My children got a pair of rabbits for Easter!! They are mini rex in breed, and the female is pregnant I a not totally new to rabbits but have never bred any. She is due to have them on may the 6th so since this is my first time having baby rabbits on my place what should I do?


Tripp


----------



## smalltimer (Apr 25, 2011)

if she is due on the 6th put a nest box with nesting material in on the 3rd and she will do the rest just keep an eye on her to make shore all goes well 
                                                good luck


----------



## Hop N'Tail (Apr 26, 2011)

Good luck!


----------



## tripp (Apr 27, 2011)

ok here is the set up i got it is a pen with a box built on the side is it ok for her to have access to the box on the side of it all of the time and around the third I could put the nesting materials in there and what do i need for nesting materials???
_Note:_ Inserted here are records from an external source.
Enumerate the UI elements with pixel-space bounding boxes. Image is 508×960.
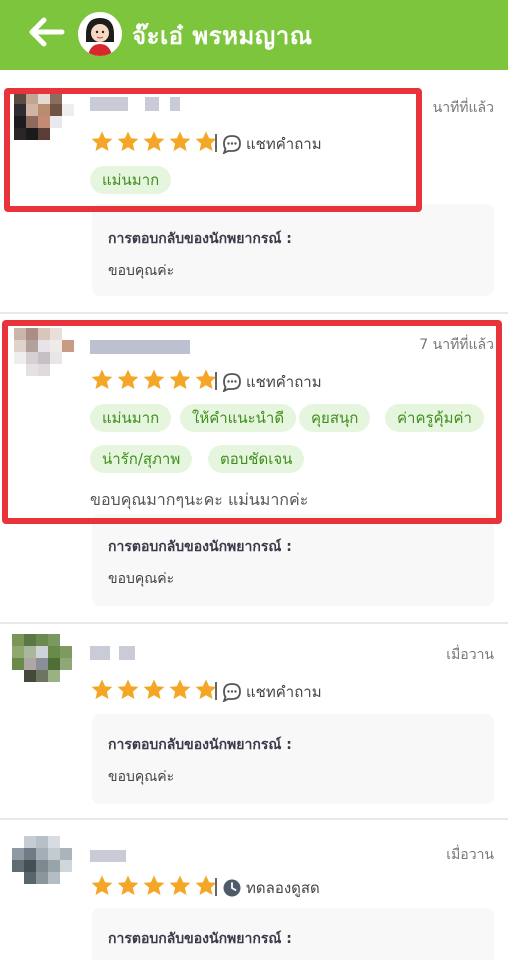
reply-box: การตอบกลับของนักพยากรณ์ : ขอบคุณค่ะ: [92, 204, 494, 296]
star-icon: [143, 679, 165, 699]
separator: [215, 878, 217, 896]
review-item: เมื่อวาน ทดลองดูสด การตอบกลับของนักพยากร…: [0, 820, 508, 960]
clock-icon: [223, 879, 241, 897]
review-time: นาทีที่แล้ว: [432, 100, 494, 116]
reply-box: การตอบกลับของนักพยากรณ์ :: [92, 908, 494, 960]
reviewer-name-blurred: [90, 646, 135, 660]
review-channel: แชทคำถาม: [222, 680, 322, 704]
reviewer-name-blurred: [90, 850, 126, 864]
star-icon: [117, 679, 139, 699]
reply-text: ขอบคุณค่ะ: [108, 769, 175, 785]
review-time: เมื่อวาน: [446, 847, 494, 863]
reply-title: การตอบกลับของนักพยากรณ์ :: [108, 231, 292, 247]
reply-title: การตอบกลับของนักพยากรณ์ :: [108, 539, 292, 555]
app-header: จ๊ะเอ๋ พรหมญาณ: [0, 0, 508, 70]
reviewer-avatar: [12, 836, 72, 896]
reply-box: การตอบกลับของนักพยากรณ์ : ขอบคุณค่ะ: [92, 514, 494, 606]
review-time: เมื่อวาน: [446, 647, 494, 663]
fortune-teller-avatar: [78, 12, 122, 56]
highlight-box: [2, 320, 502, 524]
reply-title: การตอบกลับของนักพยากรณ์ :: [108, 737, 292, 753]
review-item: เมื่อวาน แชทคำถาม การตอบกลับของนักพยากรณ…: [0, 624, 508, 820]
reviewer-avatar: [12, 634, 72, 694]
highlight-box: [4, 88, 422, 212]
star-icon: [91, 875, 113, 895]
page-title: จ๊ะเอ๋ พรหมญาณ: [132, 22, 313, 50]
review-channel: ทดลองดูสด: [222, 876, 320, 900]
star-icon: [91, 679, 113, 699]
rating-stars: [90, 678, 218, 702]
reply-title: การตอบกลับของนักพยากรณ์ :: [108, 931, 292, 947]
review-channel-label: แชทคำถาม: [246, 683, 322, 701]
reply-text: ขอบคุณค่ะ: [108, 263, 175, 279]
reply-text: ขอบคุณค่ะ: [108, 571, 175, 587]
star-icon: [143, 875, 165, 895]
star-icon: [117, 875, 139, 895]
arrow-left-icon[interactable]: [26, 14, 66, 50]
separator: [215, 682, 217, 700]
reply-box: การตอบกลับของนักพยากรณ์ : ขอบคุณค่ะ: [92, 714, 494, 804]
rating-stars: [90, 874, 218, 898]
chat-bubble-icon: [222, 683, 241, 702]
star-icon: [169, 679, 191, 699]
review-channel-label: ทดลองดูสด: [246, 879, 320, 897]
star-icon: [169, 875, 191, 895]
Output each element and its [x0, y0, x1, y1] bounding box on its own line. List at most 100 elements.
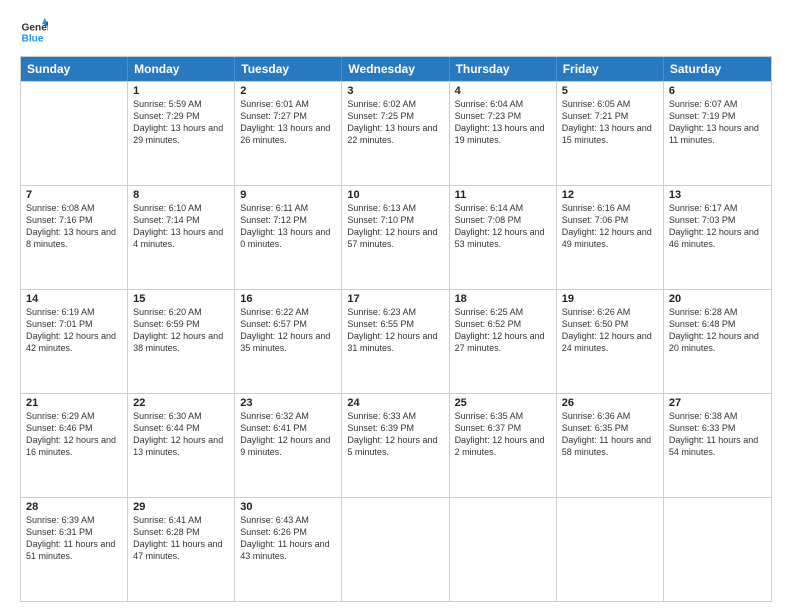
calendar-cell: 9Sunrise: 6:11 AM Sunset: 7:12 PM Daylig…	[235, 186, 342, 289]
calendar-cell: 13Sunrise: 6:17 AM Sunset: 7:03 PM Dayli…	[664, 186, 771, 289]
calendar-cell: 19Sunrise: 6:26 AM Sunset: 6:50 PM Dayli…	[557, 290, 664, 393]
cell-info: Sunrise: 6:05 AM Sunset: 7:21 PM Dayligh…	[562, 98, 658, 147]
calendar-cell	[342, 498, 449, 601]
calendar-cell: 24Sunrise: 6:33 AM Sunset: 6:39 PM Dayli…	[342, 394, 449, 497]
day-number: 7	[26, 189, 122, 201]
day-number: 15	[133, 293, 229, 305]
cell-info: Sunrise: 6:14 AM Sunset: 7:08 PM Dayligh…	[455, 202, 551, 251]
cell-info: Sunrise: 6:02 AM Sunset: 7:25 PM Dayligh…	[347, 98, 443, 147]
calendar-cell: 21Sunrise: 6:29 AM Sunset: 6:46 PM Dayli…	[21, 394, 128, 497]
day-number: 29	[133, 501, 229, 513]
cell-info: Sunrise: 6:35 AM Sunset: 6:37 PM Dayligh…	[455, 410, 551, 459]
calendar-row: 28Sunrise: 6:39 AM Sunset: 6:31 PM Dayli…	[21, 497, 771, 601]
cell-info: Sunrise: 5:59 AM Sunset: 7:29 PM Dayligh…	[133, 98, 229, 147]
calendar-cell: 5Sunrise: 6:05 AM Sunset: 7:21 PM Daylig…	[557, 82, 664, 185]
calendar-row: 7Sunrise: 6:08 AM Sunset: 7:16 PM Daylig…	[21, 185, 771, 289]
cell-info: Sunrise: 6:10 AM Sunset: 7:14 PM Dayligh…	[133, 202, 229, 251]
day-number: 10	[347, 189, 443, 201]
cell-info: Sunrise: 6:25 AM Sunset: 6:52 PM Dayligh…	[455, 306, 551, 355]
day-number: 20	[669, 293, 766, 305]
calendar-cell: 22Sunrise: 6:30 AM Sunset: 6:44 PM Dayli…	[128, 394, 235, 497]
calendar-cell: 4Sunrise: 6:04 AM Sunset: 7:23 PM Daylig…	[450, 82, 557, 185]
calendar-cell: 16Sunrise: 6:22 AM Sunset: 6:57 PM Dayli…	[235, 290, 342, 393]
calendar-cell: 3Sunrise: 6:02 AM Sunset: 7:25 PM Daylig…	[342, 82, 449, 185]
day-number: 19	[562, 293, 658, 305]
day-number: 23	[240, 397, 336, 409]
weekday-header: Monday	[128, 57, 235, 81]
day-number: 17	[347, 293, 443, 305]
cell-info: Sunrise: 6:30 AM Sunset: 6:44 PM Dayligh…	[133, 410, 229, 459]
cell-info: Sunrise: 6:26 AM Sunset: 6:50 PM Dayligh…	[562, 306, 658, 355]
calendar-cell: 10Sunrise: 6:13 AM Sunset: 7:10 PM Dayli…	[342, 186, 449, 289]
day-number: 4	[455, 85, 551, 97]
day-number: 27	[669, 397, 766, 409]
day-number: 1	[133, 85, 229, 97]
calendar: SundayMondayTuesdayWednesdayThursdayFrid…	[20, 56, 772, 602]
calendar-cell: 20Sunrise: 6:28 AM Sunset: 6:48 PM Dayli…	[664, 290, 771, 393]
calendar-cell	[21, 82, 128, 185]
day-number: 2	[240, 85, 336, 97]
page-header: General Blue	[20, 18, 772, 46]
logo-icon: General Blue	[20, 18, 48, 46]
calendar-cell: 30Sunrise: 6:43 AM Sunset: 6:26 PM Dayli…	[235, 498, 342, 601]
day-number: 22	[133, 397, 229, 409]
svg-text:Blue: Blue	[22, 33, 44, 44]
cell-info: Sunrise: 6:01 AM Sunset: 7:27 PM Dayligh…	[240, 98, 336, 147]
weekday-header: Thursday	[450, 57, 557, 81]
calendar-cell: 7Sunrise: 6:08 AM Sunset: 7:16 PM Daylig…	[21, 186, 128, 289]
cell-info: Sunrise: 6:43 AM Sunset: 6:26 PM Dayligh…	[240, 514, 336, 563]
cell-info: Sunrise: 6:20 AM Sunset: 6:59 PM Dayligh…	[133, 306, 229, 355]
day-number: 30	[240, 501, 336, 513]
calendar-cell: 11Sunrise: 6:14 AM Sunset: 7:08 PM Dayli…	[450, 186, 557, 289]
day-number: 12	[562, 189, 658, 201]
cell-info: Sunrise: 6:22 AM Sunset: 6:57 PM Dayligh…	[240, 306, 336, 355]
cell-info: Sunrise: 6:11 AM Sunset: 7:12 PM Dayligh…	[240, 202, 336, 251]
day-number: 3	[347, 85, 443, 97]
day-number: 21	[26, 397, 122, 409]
weekday-header: Saturday	[664, 57, 771, 81]
calendar-body: 1Sunrise: 5:59 AM Sunset: 7:29 PM Daylig…	[21, 81, 771, 601]
cell-info: Sunrise: 6:33 AM Sunset: 6:39 PM Dayligh…	[347, 410, 443, 459]
logo: General Blue	[20, 18, 48, 46]
calendar-cell: 8Sunrise: 6:10 AM Sunset: 7:14 PM Daylig…	[128, 186, 235, 289]
calendar-cell: 6Sunrise: 6:07 AM Sunset: 7:19 PM Daylig…	[664, 82, 771, 185]
calendar-cell: 12Sunrise: 6:16 AM Sunset: 7:06 PM Dayli…	[557, 186, 664, 289]
weekday-header: Friday	[557, 57, 664, 81]
day-number: 6	[669, 85, 766, 97]
cell-info: Sunrise: 6:28 AM Sunset: 6:48 PM Dayligh…	[669, 306, 766, 355]
calendar-cell: 2Sunrise: 6:01 AM Sunset: 7:27 PM Daylig…	[235, 82, 342, 185]
cell-info: Sunrise: 6:17 AM Sunset: 7:03 PM Dayligh…	[669, 202, 766, 251]
day-number: 28	[26, 501, 122, 513]
calendar-cell: 28Sunrise: 6:39 AM Sunset: 6:31 PM Dayli…	[21, 498, 128, 601]
cell-info: Sunrise: 6:19 AM Sunset: 7:01 PM Dayligh…	[26, 306, 122, 355]
weekday-header: Tuesday	[235, 57, 342, 81]
weekday-header: Sunday	[21, 57, 128, 81]
cell-info: Sunrise: 6:13 AM Sunset: 7:10 PM Dayligh…	[347, 202, 443, 251]
cell-info: Sunrise: 6:23 AM Sunset: 6:55 PM Dayligh…	[347, 306, 443, 355]
calendar-cell: 1Sunrise: 5:59 AM Sunset: 7:29 PM Daylig…	[128, 82, 235, 185]
day-number: 24	[347, 397, 443, 409]
day-number: 25	[455, 397, 551, 409]
weekday-header: Wednesday	[342, 57, 449, 81]
day-number: 26	[562, 397, 658, 409]
cell-info: Sunrise: 6:41 AM Sunset: 6:28 PM Dayligh…	[133, 514, 229, 563]
calendar-row: 14Sunrise: 6:19 AM Sunset: 7:01 PM Dayli…	[21, 289, 771, 393]
cell-info: Sunrise: 6:16 AM Sunset: 7:06 PM Dayligh…	[562, 202, 658, 251]
calendar-cell: 26Sunrise: 6:36 AM Sunset: 6:35 PM Dayli…	[557, 394, 664, 497]
day-number: 8	[133, 189, 229, 201]
calendar-cell: 29Sunrise: 6:41 AM Sunset: 6:28 PM Dayli…	[128, 498, 235, 601]
calendar-row: 1Sunrise: 5:59 AM Sunset: 7:29 PM Daylig…	[21, 81, 771, 185]
calendar-cell: 17Sunrise: 6:23 AM Sunset: 6:55 PM Dayli…	[342, 290, 449, 393]
day-number: 13	[669, 189, 766, 201]
day-number: 16	[240, 293, 336, 305]
day-number: 5	[562, 85, 658, 97]
calendar-cell: 14Sunrise: 6:19 AM Sunset: 7:01 PM Dayli…	[21, 290, 128, 393]
cell-info: Sunrise: 6:08 AM Sunset: 7:16 PM Dayligh…	[26, 202, 122, 251]
day-number: 18	[455, 293, 551, 305]
cell-info: Sunrise: 6:07 AM Sunset: 7:19 PM Dayligh…	[669, 98, 766, 147]
calendar-cell: 25Sunrise: 6:35 AM Sunset: 6:37 PM Dayli…	[450, 394, 557, 497]
cell-info: Sunrise: 6:36 AM Sunset: 6:35 PM Dayligh…	[562, 410, 658, 459]
calendar-row: 21Sunrise: 6:29 AM Sunset: 6:46 PM Dayli…	[21, 393, 771, 497]
calendar-cell: 27Sunrise: 6:38 AM Sunset: 6:33 PM Dayli…	[664, 394, 771, 497]
calendar-cell: 15Sunrise: 6:20 AM Sunset: 6:59 PM Dayli…	[128, 290, 235, 393]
thanks and please let me know tripp


----------



## Legacy (Apr 27, 2011)

It's kind of hard to make out your comment with no punctuation but I hope I am understanding what you are asking.

If she has access to the box all of the time, she may use it as a litter box. Some do and some don't. If she does, you need to either clean it everyday or restrict her access to it until the 3rd. If she doesn't use it for a litter box, it is ok for her to have access to it all of the time.
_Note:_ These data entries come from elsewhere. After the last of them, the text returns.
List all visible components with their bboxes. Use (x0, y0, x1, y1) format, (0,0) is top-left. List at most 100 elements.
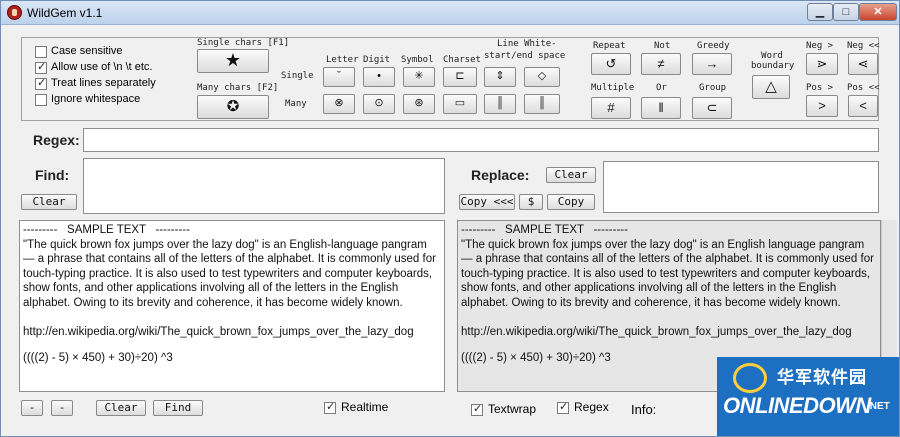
neg-behind-label: Neg << (847, 41, 880, 51)
ignore-whitespace-checkbox[interactable] (35, 94, 47, 106)
or-button[interactable]: ‖ (641, 97, 681, 119)
find-input[interactable] (83, 158, 445, 214)
white-space-button[interactable]: ◇ (524, 67, 560, 87)
dot-icon: • (377, 70, 381, 82)
treat-lines-checkbox[interactable] (35, 76, 47, 90)
case-sensitive-label: Case sensitive (51, 45, 123, 57)
neg-right-icon: ⋗ (816, 56, 828, 71)
bottom-find-button[interactable]: Find (153, 400, 203, 416)
title-bar: WildGem v1.1 ▁ □ ✕ (1, 1, 899, 25)
diamond-icon: ◇ (537, 70, 547, 82)
many-white-button[interactable]: ║ (524, 94, 560, 114)
close-button[interactable]: ✕ (859, 3, 897, 21)
case-sensitive-checkbox[interactable] (35, 46, 47, 58)
single-chars-button[interactable]: ★ (197, 49, 269, 73)
watermark-cn: 华军软件园 (777, 368, 867, 387)
or-label: Or (656, 83, 667, 93)
asterisk-icon: ✳ (414, 70, 424, 82)
replace-input[interactable] (603, 161, 879, 213)
symbol-many-icon: ⊛ (414, 97, 424, 109)
allow-escapes-label: Allow use of \n \t etc. (51, 61, 153, 73)
word-boundary-label: Word boundary (751, 51, 795, 71)
many-symbol-button[interactable]: ⊛ (403, 94, 435, 114)
single-digit-button[interactable]: • (363, 67, 395, 87)
symbol-label: Symbol (401, 55, 434, 65)
find-clear-button[interactable]: Clear (21, 194, 77, 210)
single-row-label: Single (281, 71, 314, 81)
star-circle-icon: ✪ (226, 98, 240, 115)
letter-label: Letter (326, 55, 359, 65)
many-chars-label: Many chars [F2] (197, 83, 279, 93)
many-chars-button[interactable]: ✪ (197, 95, 269, 119)
not-button[interactable]: ≠ (641, 53, 681, 75)
watermark-en: ONLINEDOWN (723, 393, 871, 418)
many-row-label: Many (285, 99, 307, 109)
sample-url: http://en.wikipedia.org/wiki/The_quick_b… (23, 325, 414, 338)
realtime-checkbox[interactable] (324, 400, 336, 414)
regex-checkbox[interactable] (557, 400, 569, 414)
neg-ahead-button[interactable]: ⋗ (806, 53, 838, 75)
many-digit-button[interactable]: ⊙ (363, 94, 395, 114)
increase-font-button[interactable]: - (51, 400, 73, 416)
group-button[interactable]: ⊂ (692, 97, 732, 119)
watermark-net: .NET (867, 401, 890, 412)
repeat-label: Repeat (593, 41, 626, 51)
app-window: WildGem v1.1 ▁ □ ✕ Case sensitive Allow … (0, 0, 900, 437)
line-start-end-button[interactable]: ⇕ (484, 67, 516, 87)
many-charset-button[interactable]: ▭ (443, 94, 477, 114)
not-label: Not (654, 41, 671, 51)
sample-paragraph: "The quick brown fox jumps over the lazy… (23, 238, 440, 309)
not-equal-icon: ≠ (657, 56, 665, 71)
neg-behind-button[interactable]: ⋖ (848, 53, 878, 75)
many-letter-button[interactable]: ⊗ (323, 94, 355, 114)
ignore-whitespace-label: Ignore whitespace (51, 93, 141, 105)
result-header: --------- SAMPLE TEXT --------- (461, 224, 628, 236)
pos-behind-label: Pos << (847, 83, 880, 93)
pos-ahead-button[interactable]: > (806, 95, 838, 117)
maximize-icon: □ (842, 6, 850, 18)
source-text-area[interactable]: --------- SAMPLE TEXT --------- "The qui… (19, 220, 445, 392)
minimize-button[interactable]: ▁ (807, 3, 833, 21)
hash-icon: # (607, 100, 615, 115)
start-end-space-label: start/end space (484, 51, 566, 61)
single-charset-button[interactable]: ⊏ (443, 67, 477, 87)
close-icon: ✕ (873, 6, 883, 18)
word-boundary-button[interactable]: △ (752, 75, 790, 99)
bars-icon: ║ (496, 97, 504, 109)
star-icon: ★ (224, 50, 242, 70)
pos-right-icon: > (818, 98, 826, 113)
many-line-button[interactable]: ║ (484, 94, 516, 114)
replace-clear-button[interactable]: Clear (546, 167, 596, 183)
textwrap-checkbox[interactable] (471, 402, 483, 416)
regex-input[interactable] (83, 128, 879, 152)
textwrap-label: Textwrap (488, 402, 537, 416)
breve-icon: ˇ (337, 70, 341, 82)
copy-button[interactable]: Copy (547, 194, 595, 210)
find-label: Find: (35, 167, 70, 183)
single-letter-button[interactable]: ˇ (323, 67, 355, 87)
treat-lines-label: Treat lines separately (51, 77, 156, 89)
info-label: Info: (631, 402, 657, 417)
copy-back-button[interactable]: Copy <<< (459, 194, 515, 210)
digit-label: Digit (363, 55, 391, 65)
multiple-button[interactable]: # (591, 97, 631, 119)
regex-label: Regex: (33, 132, 80, 148)
repeat-button[interactable]: ↺ (591, 53, 631, 75)
dollar-button[interactable]: $ (519, 194, 543, 210)
letter-many-icon: ⊗ (334, 97, 344, 109)
group-icon: ⊂ (706, 100, 718, 115)
circle-dot-icon: ⊙ (374, 97, 384, 109)
single-chars-label: Single chars [F1] (197, 38, 290, 48)
pos-left-icon: < (859, 98, 867, 113)
maximize-button[interactable]: □ (833, 3, 859, 21)
charset-label: Charset (443, 55, 481, 65)
watermark-ring-icon (733, 363, 767, 393)
decrease-font-button[interactable]: - (21, 400, 43, 416)
line-white-label: Line White- (497, 39, 557, 49)
greedy-button[interactable]: → (692, 53, 732, 75)
allow-escapes-checkbox[interactable] (35, 60, 47, 74)
single-symbol-button[interactable]: ✳ (403, 67, 435, 87)
window-title: WildGem v1.1 (27, 6, 103, 20)
bottom-clear-button[interactable]: Clear (96, 400, 146, 416)
pos-behind-button[interactable]: < (848, 95, 878, 117)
Some people use hay, some use rabbit bedding or wood shavings(not cedar or pine).


----------



## Legacy (Apr 27, 2011)

Oh, and when you say she is due to have them on the third would that be 28 days? Rabbits gestation time is 28-31 days but usually around the 31 day mark.


----------



## tripp (Apr 27, 2011)

LOL sorry about the no puncuation! That is a super run on sentence isn't it ?

Anyhow you understood right and she is using it as a litter box. 
So I will restrict her from it until the third, and she is due to kindle 
on the 6th.  So I will reopen the box on the third and offer for her to start a nest 
with does that sound good. 

We (my children and I) got our first rabbit 5 years ago
however we never bred her. So we are new to this in just 
about every way possible. The first doe we got was pregnant
and we didn't know the breeder forgot to mention that so that morning
when we all went out to feed we had to bury 8 little pink hairless 
bunnies!! I was furious so I made sure the pair we got this time 
came from a reputable breeder that knew his animals.

Anyways thank you so much for all the info! We are 
going to build a small rabbitry and hopefully set a successful
breeding program and if the girls show enough intrest, I will let them 
show their bunnies!  So wish me luck... If you have anyother advice 
you think I should know please post it. I have been reading and 
watching and trying to take in all the knowledge I can, but I am 
affraid most of it will come with experience.


----------



## Legacy (Apr 27, 2011)

Yep, you are right about it coming from experience.  There is a pretty big learning curve. My first attempts at raising rabbits were not successful partly due to my impatience and interference but eventually, I figured things out and have been having good results since.

I hope you have good luck on you rabbitry. That is pretty much what I am doing. Hoping to get 2 of my girls into 4-H to show rabbits in the fall.


----------